Inaugurée en février dernier et ayant accueilli, entre autres, les épreuves de badminton (valides et para) et de gymnastique rythmique lors des JO 2024, l’Adidas Arena joue également, selon lui, un rôle majeur dans le succès du club, qui évoluait auparavant à la Halle Carpentier, une salle de 4 800 places dans le sud de Paris.

"Cette salle nous a aidés à passer dans une autre dimension. Quand les gens viennent nous voir, ils assistent à un spectacle qui va au-delà du basket", affirme Amara Sy. L’écran géant, la lumière, le son, les sièges, la proximité avec le terrain, tout a été pensé pour rendre l’expérience spectateur optimale.
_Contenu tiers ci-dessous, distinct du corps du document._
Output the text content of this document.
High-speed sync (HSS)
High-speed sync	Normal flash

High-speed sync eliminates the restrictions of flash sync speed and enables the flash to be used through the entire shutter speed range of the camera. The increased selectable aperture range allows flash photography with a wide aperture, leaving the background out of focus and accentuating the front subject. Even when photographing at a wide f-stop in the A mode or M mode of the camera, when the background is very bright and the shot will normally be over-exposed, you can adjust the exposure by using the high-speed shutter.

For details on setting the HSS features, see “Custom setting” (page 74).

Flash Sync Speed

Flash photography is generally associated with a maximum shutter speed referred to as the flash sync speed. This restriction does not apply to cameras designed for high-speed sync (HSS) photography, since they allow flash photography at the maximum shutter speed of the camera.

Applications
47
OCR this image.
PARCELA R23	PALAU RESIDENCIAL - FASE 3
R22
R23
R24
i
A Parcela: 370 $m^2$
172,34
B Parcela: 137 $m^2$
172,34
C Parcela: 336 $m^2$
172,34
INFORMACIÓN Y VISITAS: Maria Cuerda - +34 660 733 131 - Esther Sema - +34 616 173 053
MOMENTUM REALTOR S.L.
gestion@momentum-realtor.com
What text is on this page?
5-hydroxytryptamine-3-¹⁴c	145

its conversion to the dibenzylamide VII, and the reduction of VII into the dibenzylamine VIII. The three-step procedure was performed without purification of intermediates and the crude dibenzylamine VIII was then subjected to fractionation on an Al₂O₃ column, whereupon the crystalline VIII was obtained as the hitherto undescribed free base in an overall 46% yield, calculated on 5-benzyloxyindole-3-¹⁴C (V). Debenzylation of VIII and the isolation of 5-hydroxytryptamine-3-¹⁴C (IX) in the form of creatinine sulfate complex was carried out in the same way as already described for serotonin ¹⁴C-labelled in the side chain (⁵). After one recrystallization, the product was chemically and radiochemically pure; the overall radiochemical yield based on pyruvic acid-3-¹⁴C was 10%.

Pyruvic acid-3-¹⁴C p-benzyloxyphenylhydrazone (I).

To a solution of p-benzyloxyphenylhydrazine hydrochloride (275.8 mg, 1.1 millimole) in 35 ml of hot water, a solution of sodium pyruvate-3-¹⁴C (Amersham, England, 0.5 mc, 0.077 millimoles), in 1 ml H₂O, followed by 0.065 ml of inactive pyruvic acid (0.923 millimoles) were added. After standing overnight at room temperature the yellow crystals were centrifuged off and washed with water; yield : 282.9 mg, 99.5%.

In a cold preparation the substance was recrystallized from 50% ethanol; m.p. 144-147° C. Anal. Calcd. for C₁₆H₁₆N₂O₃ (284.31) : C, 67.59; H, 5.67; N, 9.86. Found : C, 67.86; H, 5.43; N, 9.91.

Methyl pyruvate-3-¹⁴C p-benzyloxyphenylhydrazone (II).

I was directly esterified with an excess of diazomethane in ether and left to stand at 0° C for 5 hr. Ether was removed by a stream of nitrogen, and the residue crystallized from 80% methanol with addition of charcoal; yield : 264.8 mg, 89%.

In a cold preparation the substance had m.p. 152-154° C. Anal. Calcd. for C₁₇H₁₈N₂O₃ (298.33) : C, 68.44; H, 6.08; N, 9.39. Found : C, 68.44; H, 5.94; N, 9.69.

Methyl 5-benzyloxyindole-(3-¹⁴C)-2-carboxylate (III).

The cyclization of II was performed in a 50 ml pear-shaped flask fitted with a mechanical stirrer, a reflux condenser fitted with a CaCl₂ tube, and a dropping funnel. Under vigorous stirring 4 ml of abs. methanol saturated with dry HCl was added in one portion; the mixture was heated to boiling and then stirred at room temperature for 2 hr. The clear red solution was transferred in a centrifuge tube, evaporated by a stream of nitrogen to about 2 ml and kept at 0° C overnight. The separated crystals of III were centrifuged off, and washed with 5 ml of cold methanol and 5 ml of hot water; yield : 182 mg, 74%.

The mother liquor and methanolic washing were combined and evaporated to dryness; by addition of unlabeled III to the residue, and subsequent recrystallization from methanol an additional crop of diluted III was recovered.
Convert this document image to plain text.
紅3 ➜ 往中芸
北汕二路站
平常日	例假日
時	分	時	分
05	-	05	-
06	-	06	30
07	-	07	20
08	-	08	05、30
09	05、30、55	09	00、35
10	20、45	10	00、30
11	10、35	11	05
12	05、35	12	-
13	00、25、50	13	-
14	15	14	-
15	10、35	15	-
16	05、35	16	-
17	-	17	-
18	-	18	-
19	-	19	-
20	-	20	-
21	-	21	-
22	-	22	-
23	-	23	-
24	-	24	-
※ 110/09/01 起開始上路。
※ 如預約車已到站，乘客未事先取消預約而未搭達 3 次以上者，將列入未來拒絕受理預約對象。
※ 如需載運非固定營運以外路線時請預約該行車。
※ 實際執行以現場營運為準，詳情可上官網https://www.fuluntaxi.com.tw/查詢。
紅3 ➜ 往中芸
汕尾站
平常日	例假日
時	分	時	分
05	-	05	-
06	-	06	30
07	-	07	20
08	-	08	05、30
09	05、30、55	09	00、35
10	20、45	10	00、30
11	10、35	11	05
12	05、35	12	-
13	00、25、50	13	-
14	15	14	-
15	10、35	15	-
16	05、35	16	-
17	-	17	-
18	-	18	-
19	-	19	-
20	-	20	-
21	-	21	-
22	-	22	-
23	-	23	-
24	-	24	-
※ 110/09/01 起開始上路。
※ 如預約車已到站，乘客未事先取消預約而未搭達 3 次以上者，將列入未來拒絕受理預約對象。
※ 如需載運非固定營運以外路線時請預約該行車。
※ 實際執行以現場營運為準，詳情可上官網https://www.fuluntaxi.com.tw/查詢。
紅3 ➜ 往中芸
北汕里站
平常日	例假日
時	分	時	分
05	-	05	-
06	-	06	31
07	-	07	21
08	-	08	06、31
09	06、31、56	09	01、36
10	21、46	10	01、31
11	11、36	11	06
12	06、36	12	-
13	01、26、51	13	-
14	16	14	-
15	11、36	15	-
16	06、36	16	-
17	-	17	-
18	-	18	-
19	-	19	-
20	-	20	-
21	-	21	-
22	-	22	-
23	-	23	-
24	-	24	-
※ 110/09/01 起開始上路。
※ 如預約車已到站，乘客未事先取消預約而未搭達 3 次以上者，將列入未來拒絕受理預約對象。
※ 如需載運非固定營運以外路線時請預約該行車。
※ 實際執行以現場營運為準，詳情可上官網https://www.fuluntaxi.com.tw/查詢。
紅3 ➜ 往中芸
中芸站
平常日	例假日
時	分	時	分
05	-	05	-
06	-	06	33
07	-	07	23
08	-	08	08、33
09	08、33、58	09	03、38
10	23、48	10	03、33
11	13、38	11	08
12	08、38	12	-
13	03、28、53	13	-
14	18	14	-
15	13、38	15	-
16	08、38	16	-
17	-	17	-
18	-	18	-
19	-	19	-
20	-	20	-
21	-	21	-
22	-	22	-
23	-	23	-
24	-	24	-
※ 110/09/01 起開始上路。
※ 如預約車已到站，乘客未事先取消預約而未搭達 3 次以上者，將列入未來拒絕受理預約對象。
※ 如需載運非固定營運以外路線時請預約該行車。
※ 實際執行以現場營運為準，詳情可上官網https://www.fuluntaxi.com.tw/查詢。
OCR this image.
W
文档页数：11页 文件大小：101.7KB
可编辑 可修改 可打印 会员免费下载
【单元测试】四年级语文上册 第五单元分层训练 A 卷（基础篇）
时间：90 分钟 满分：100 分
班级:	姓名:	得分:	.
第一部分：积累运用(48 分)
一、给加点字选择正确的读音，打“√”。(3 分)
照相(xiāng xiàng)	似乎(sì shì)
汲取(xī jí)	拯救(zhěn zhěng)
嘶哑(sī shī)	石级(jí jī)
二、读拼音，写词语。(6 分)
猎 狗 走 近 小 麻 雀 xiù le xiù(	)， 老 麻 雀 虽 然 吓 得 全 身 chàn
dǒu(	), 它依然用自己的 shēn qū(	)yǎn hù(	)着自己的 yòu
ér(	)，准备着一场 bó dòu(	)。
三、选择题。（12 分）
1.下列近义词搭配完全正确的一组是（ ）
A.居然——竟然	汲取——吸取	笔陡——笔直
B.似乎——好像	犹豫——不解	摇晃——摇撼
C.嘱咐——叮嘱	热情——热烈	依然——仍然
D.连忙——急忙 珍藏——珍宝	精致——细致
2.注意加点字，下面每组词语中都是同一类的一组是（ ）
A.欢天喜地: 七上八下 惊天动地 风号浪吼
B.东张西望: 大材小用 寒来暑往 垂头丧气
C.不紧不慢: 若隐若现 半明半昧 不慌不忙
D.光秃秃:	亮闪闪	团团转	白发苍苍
David Kahn a ainsi pu importer en France les recettes marketing de la NBA, dont les fameuses animations durant les temps-morts, un important merchandising et une présence massive sur les réseaux sociaux. Le club surfe également sur la vague Paris 2024 en célébrant lors de chaque rencontre à domicile un médaillé français olympique ou paralympique. Jeudi soir, c’est l’athlète Cyréna Samba-Mayela qui a été honorée.

"L’Adidas Arena a une importance cruciale dans notre développement, abonde David Kahn. Son projet de construction n’était pas le mien, mais j’ai réussi à convaincre la Ville de Paris de bâtir une salle dans laquelle le spectateur puisse se sentir proche du terrain et de l’action où qu’il soit. Beaucoup de salles de basket en Europe ou de stades de football, comme le Parc des Princes à Paris, ont un énorme espace vide entre le terrain et les tribunes. Ce n’est pas le cas ici et cela se ressent dans l’atmosphère de nos matches. Les gens qui découvrent notre spectacle ont généralement envie de revenir."

Ce n’est pas Lilian Thuram qui dira le contraire. Il avait lui-même invité un ami jeudi soir en lui promettant une soirée "incroyable". Ce dernier est reparti conquis.